Haftbefehl: Kann sich Putin noch außer Landes trauen?
Nach Wladimir Putin (69) wird wegen der Kriegsverbrechen in der Ukraine womöglich bereits im Geheimen gefahndet. Im Bayrischen Rundfunk sagte Wolfgang Schomburg (74), früherer Richter am Internationalen Strafgerichtshof in Den Haag:
Diese Haftbefehle sind grundsätzlich geheim und er wird hoffentlich nichts davon erfahren, sofern ein solcher (...) besteht.
In Russland kann dieser Haftbefehl wohl kaum vollstreckt werden – auf einer künftigen Auslandsreise des russischen Machthabers dagegen schon. Es wäre nicht das erste Mal: 1999 wurde der frühere serbische General Momir Talić († 60) in Wien verhaftet. Dort wollte er an einer OSZE-Konferenz teilnehmen. Nach der Festnahme wurde Talić nach Den Haag ausgeliefert und wegen Völkermord angeklagt. Er starb in Haft, bevor es zu einem Urteil gekommen war.
Immunität gilt nicht
Als General genoss der Angeklagte keine Immunität, im Gegensatz zu Russlands Präsident. Doch auch diese schützt ihn nicht vor Verfolgung durch den Internationalen Strafgerichtshof (IStGH): Ein Urteil aus 2019 besagt, dass eine Immunität nicht gilt, sollte der Haftbefehl vom IStGH ausgestellt worden sein.
Überraschung!
Wird sich Putin von nun an im Kreml verschanzen? Spätestens im November wird es interessant, denn dann findet auf Bali der G20-Gipfel statt. Der russische Präsident hat seine Teilnahme bereits zugesagt. Doch so schnell mahlen die Mühlen der Justiz in Den Haag wohl auch wieder nicht. Ex-Richter Schomburg: „Ich glaube nicht, dass so schnell schon ein Haftbefehl zustande gekommen sein wird. Aber bei ähnlichen Gelegenheiten wird es ihn dann möglicherweise überraschen.“
Es geht nicht ohne Putin
Eine Verhaftung ist unabdingbare Voraussetzung für ein Verfahren gegen Putin: In Abwesenheit von Angeklagten kann der Gerichtshof in Den Haag keine Prozesse führen. Dass die Vorbereitungen derzeit schon laufen, berichtet etwa die ARD.
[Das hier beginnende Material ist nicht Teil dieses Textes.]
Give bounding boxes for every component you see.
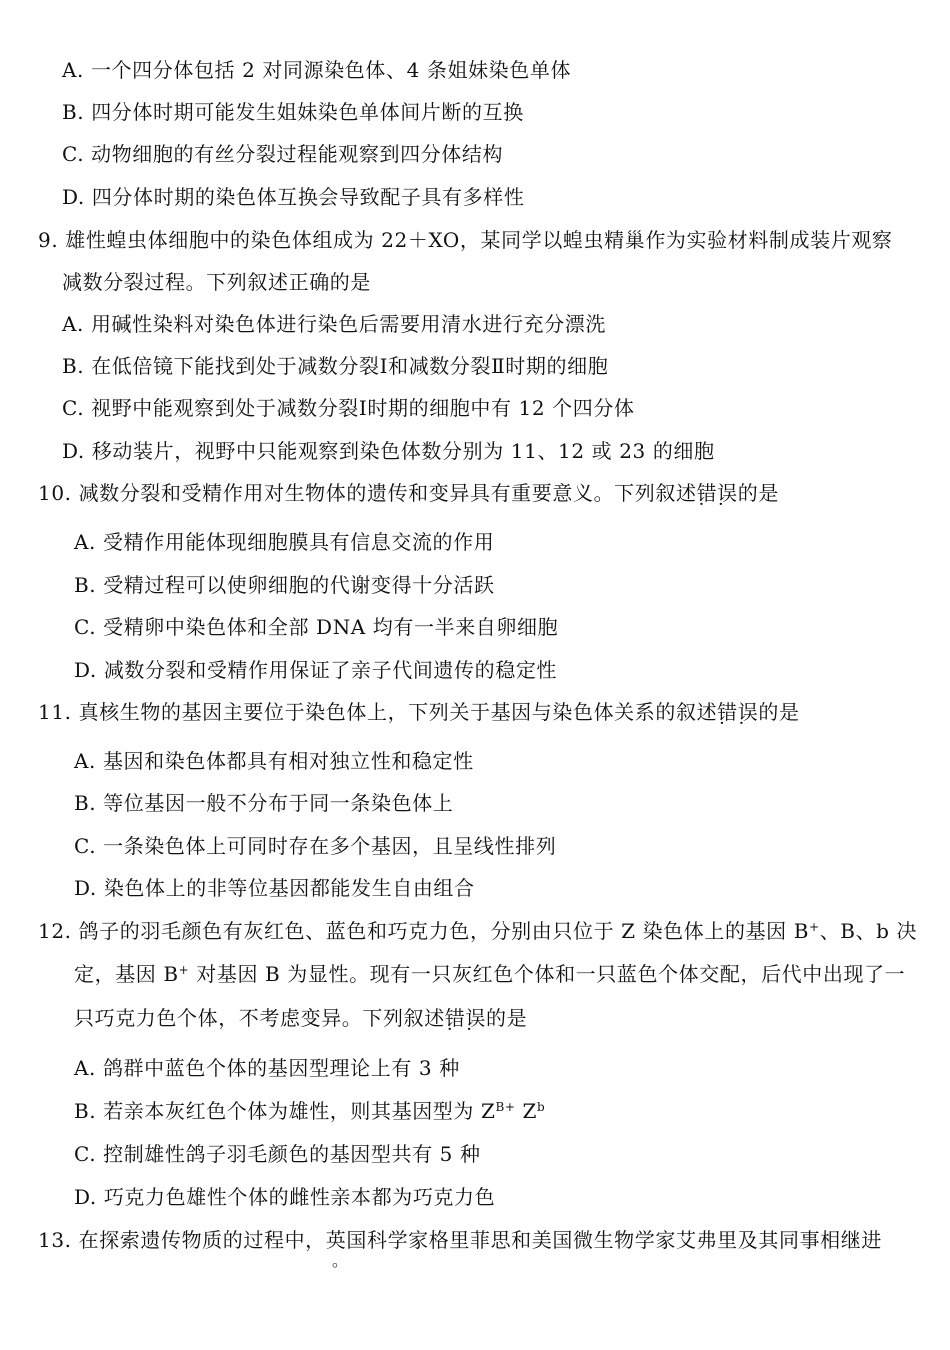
q12-option-b [74,1097,545,1125]
q12-stem-line2-text: 定，基因 B [74,962,179,986]
q8-option-c: C. 动物细胞的有丝分裂过程能观察到四分体结构 [62,142,504,166]
q12-stem-line2-sup: + [178,963,190,977]
q12-option-d: D. 巧克力色雄性个体的雌性亲本都为巧克力色 [74,1185,496,1209]
q11-stem-end: 的是 [758,700,800,724]
q11-option-c: C. 一条染色体上可同时存在多个基因，且呈线性排列 [74,834,557,858]
q12-option-b-text: B. 若亲本灰红色个体为雄性，则其基因型为 Z [74,1099,496,1123]
q12-stem-line3-text: 只巧克力色个体，不考虑变异。下列叙述 [74,1006,445,1030]
q9-stem-line1: 9. 雄性蝗虫体细胞中的染色体组成为 22＋XO，某同学以蝗虫精巢作为实验材料制成装片观察 [38,228,893,252]
q9-option-a: A. 用碱性染料对染色体进行染色后需要用清水进行充分漂洗 [62,312,606,336]
q11-option-a: A. 基因和染色体都具有相对独立性和稳定性 [74,749,474,773]
q10-emphasis: 错误 · · [697,481,738,505]
q12-stem-line3 [74,1004,527,1032]
q11-stem-text: 11. 真核生物的基因主要位于染色体上，下列关于基因与染色体关系的叙述 [38,700,718,724]
q11-stem [38,698,800,726]
q12-option-b-mid: Z [515,1099,538,1123]
q10-option-b: B. 受精过程可以使卵细胞的代谢变得十分活跃 [74,573,495,597]
q12-option-b-sup2: b [537,1100,546,1114]
q12-stem-line1-sup: + [809,920,820,934]
q9-option-d: D. 移动装片，视野中只能观察到染色体数分别为 11、12 或 23 的细胞 [62,439,715,463]
q9-option-b: B. 在低倍镜下能找到处于减数分裂Ⅰ和减数分裂Ⅱ时期的细胞 [62,354,609,378]
q11-option-b: B. 等位基因一般不分布于同一条染色体上 [74,791,454,815]
q12-option-a: A. 鸽群中蓝色个体的基因型理论上有 3 种 [74,1056,460,1080]
q8-option-b: B. 四分体时期可能发生姐妹染色单体间片断的互换 [62,100,524,124]
q12-stem-line2-end: 对基因 B 为显性。现有一只灰红色个体和一只蓝色个体交配，后代中出现了一 [189,962,906,986]
q12-emphasis: 错误 · · [445,1006,486,1030]
q10-stem-end: 的是 [737,481,779,505]
q12-stem-line3-end: 的是 [486,1006,528,1030]
q10-option-a: A. 受精作用能体现细胞膜具有信息交流的作用 [74,530,495,554]
q12-option-b-sup1: B+ [495,1100,516,1114]
q12-stem-line2 [74,960,905,988]
q12-stem-line1 [38,917,917,945]
q12-option-c: C. 控制雄性鸽子羽毛颜色的基因型共有 5 种 [74,1142,481,1166]
q10-stem [38,479,779,507]
q10-option-c: C. 受精卵中染色体和全部 DNA 均有一半来自卵细胞 [74,615,559,639]
q10-stem-text: 10. 减数分裂和受精作用对生物体的遗传和变异具有重要意义。下列叙述 [38,481,697,505]
q11-emphasis: 错误 · · [717,700,758,724]
q9-stem-line2: 减数分裂过程。下列叙述正确的是 [62,270,371,294]
q13-stem-line1: 13. 在探索遗传物质的过程中，英国科学家格里菲思和美国微生物学家艾弗里及其同事相继进 [38,1228,882,1252]
q11-option-d: D. 染色体上的非等位基因都能发生自由组合 [74,876,475,900]
q10-option-d: D. 减数分裂和受精作用保证了亲子代间遗传的稳定性 [74,658,558,682]
q12-stem-line1-end: 、B、b 决 [819,919,918,943]
q8-option-d: D. 四分体时期的染色体互换会导致配子具有多样性 [62,185,525,209]
q9-option-c: C. 视野中能观察到处于减数分裂Ⅰ时期的细胞中有 12 个四分体 [62,396,635,420]
footer-mark: 。 [332,1251,349,1270]
q12-stem-line1-text: 12. 鸽子的羽毛颜色有灰红色、蓝色和巧克力色，分别由只位于 Z 染色体上的基因 B [38,919,810,943]
q8-option-a: A. 一个四分体包括 2 对同源染色体、4 条姐妹染色单体 [62,58,572,82]
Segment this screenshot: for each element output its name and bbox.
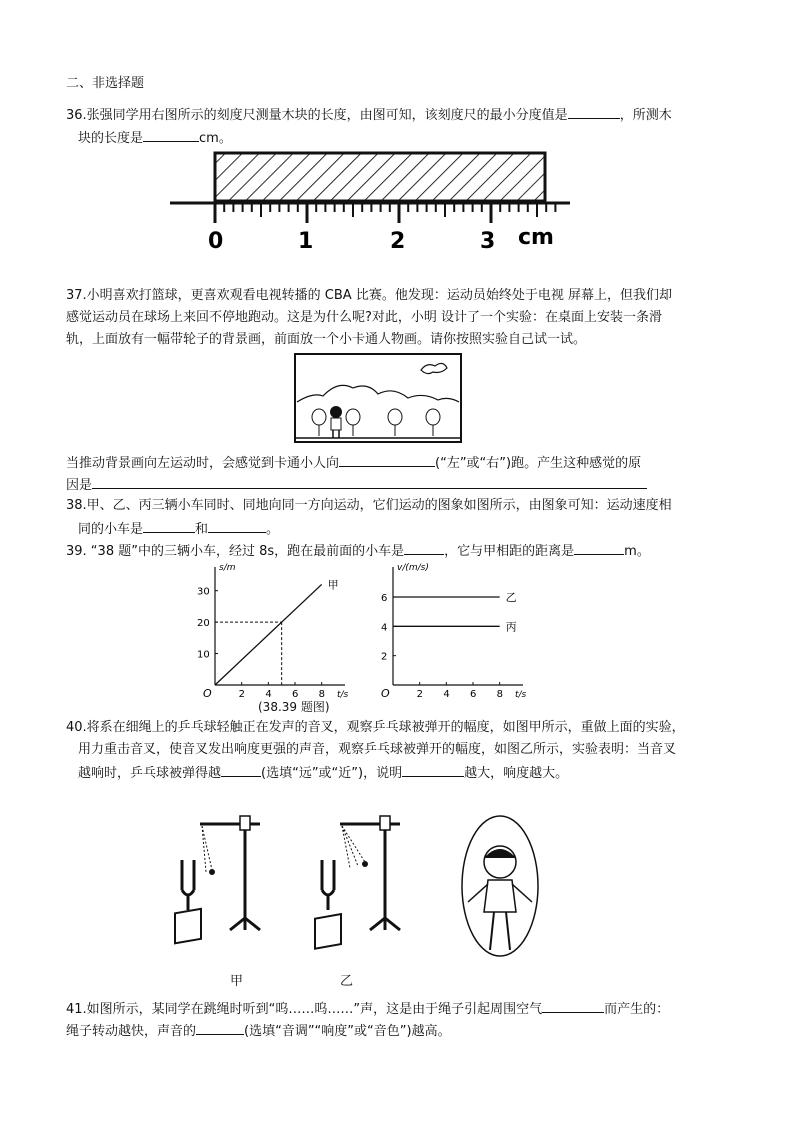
q39-line [66, 540, 650, 562]
y-tick-label: 6 [381, 593, 388, 604]
y-tick-label: 2 [381, 651, 388, 663]
q37-line1: 37.小明喜欢打篮球，更喜欢观看电视转播的 CBA 比赛。他发现：运动员始终处于电视 屏幕上，但我们却 [66, 288, 672, 303]
x-tick-label: 4 [443, 689, 450, 700]
q41-text-d: (选填“音调”“响度”或“音色”)越高。 [244, 1024, 451, 1039]
q41-line2 [66, 1020, 451, 1042]
q40-text-a: 越响时，乒乓球被弹得越 [78, 766, 222, 781]
motion-graphs [185, 560, 565, 700]
x-tick-label: 8 [496, 689, 504, 700]
q39-blank-2[interactable] [574, 540, 624, 555]
q37-answer-text-c: 因是 [66, 478, 93, 493]
picture-frame [295, 354, 461, 442]
q37-line3: 轨，上面放有一幅带轮子的背景画，前面放一个小卡通人物画。请你按照实验自己试一试。 [66, 332, 587, 347]
q41-text-a: 41.如图所示，某同学在跳绳时听到“呜……呜……”声，这是由于绳子引起周围空气 [66, 1002, 543, 1017]
q38-blank-1[interactable] [143, 518, 195, 533]
q41-blank-2[interactable] [196, 1020, 244, 1035]
q38-blank-2[interactable] [208, 518, 266, 533]
q39-text-b: ，它与甲相距的距离是 [444, 544, 575, 559]
x-tick-label: 6 [292, 689, 299, 700]
q37-answer-text-b: (“左”或“右”)跑。产生这种感觉的原 [435, 456, 642, 471]
q41-text-b: 而产生的： [604, 1002, 670, 1017]
y-tick-label: 30 [197, 586, 210, 598]
x-axis-label: t/s [337, 690, 349, 700]
x-tick-label: 2 [238, 689, 246, 700]
figure-jia [175, 816, 260, 943]
q40-text-c: 越大，响度越大。 [464, 766, 569, 781]
q38-line2 [78, 518, 279, 540]
q37-line2: 感觉运动员在球场上来回不停地跑动。这是为什么呢?对此，小明 设计了一个实验：在桌面上安装一条滑 [66, 310, 663, 325]
q37-blank-reason[interactable] [92, 474, 647, 489]
figure-yi [315, 816, 400, 949]
q41-text-c: 绳子转动越快，声音的 [66, 1024, 197, 1039]
y-axis-label: s/m [219, 563, 236, 573]
x-tick-label: 2 [416, 689, 424, 700]
q40-blank-2[interactable] [402, 762, 464, 777]
q36-unit: cm。 [199, 131, 232, 146]
ruler-label-1: 1 [298, 229, 314, 254]
q37-answer-line1 [66, 452, 641, 474]
origin-label: O [203, 687, 212, 700]
q41-line1 [66, 998, 669, 1020]
ruler-figure [160, 150, 580, 255]
q39-blank-1[interactable] [404, 540, 444, 555]
q40-blank-1[interactable] [221, 762, 261, 777]
series-line [215, 584, 322, 685]
x-axis-label: t/s [515, 690, 527, 700]
q37-answer-text-a: 当推动背景画向左运动时，会感觉到卡通小人向 [66, 456, 340, 471]
ruler-label-0: 0 [208, 229, 224, 254]
q36-text-1-end: ，所测木 [619, 108, 672, 123]
jump-rope-girl [462, 816, 538, 956]
q38-text-a: 同的小车是 [78, 522, 144, 537]
x-tick-label: 4 [265, 689, 272, 700]
q40-line2: 用力重击音叉，使音叉发出响度更强的声音，观察乒乓球被弹开的幅度，如图乙所示，实验表明：当音叉 [78, 742, 677, 757]
q40-text-b: (选填“远”或“近”)，说明 [261, 766, 403, 781]
q38-text-b: 和 [195, 522, 209, 537]
y-tick-label: 10 [197, 649, 210, 661]
x-tick-label: 6 [470, 689, 477, 700]
q38-text-c: 。 [266, 522, 280, 537]
q38-line1: 38.甲、乙、丙三辆小车同时、同地向同一方向运动，它们运动的图象如图所示，由图象可知：运动速度相 [66, 498, 672, 513]
q36-text-1: 36.张强同学用右图所示的刻度尺测量木块的长度，由图可知，该刻度尺的最小分度值是 [66, 108, 568, 123]
wood-block [215, 153, 545, 201]
q41-blank-1[interactable] [542, 998, 604, 1013]
y-tick-label: 20 [197, 618, 210, 630]
q36-text-2: 块的长度是 [78, 131, 144, 146]
q36-blank-1[interactable] [568, 104, 620, 119]
q37-answer-line2 [66, 474, 647, 496]
q36-line1 [66, 104, 672, 126]
series-label: 乙 [505, 591, 517, 604]
q40-line3 [78, 762, 568, 784]
label-yi: 乙 [340, 974, 354, 989]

Kommt Russlands Präsident Putin vor Gericht? Zumindest werden derzeit Beweise für Kriegsverbrechen Russlands in der Ukraine zusammengetragen, um eine Klage vor dem Internationalen Strafgerichtshof in Den Haag zu ermöglichen. Das #Europamagazin berichtet: https://t.co/88KSKsYmzq
— Das Erste (@DasErste) April 25, 2022
Wie würde sich ein Prozess gegen den russischen Staatspräsidenten gestalten? Jurist Schaumburg im "Spiegel": „Man muss nachweisen, welche Panzer, welche Schützen und Kommandeure es waren, die auf einen Zivilisten geschossen haben. Dann folgt, wenn sich diese auf Befehle berufen, der Nächste in der Hierarchie und so fort." Und weiter:
Man baut gewissermaßen eine Beweispyramide auf, bis man irgendwann auch bei Herrn Putin ankommt.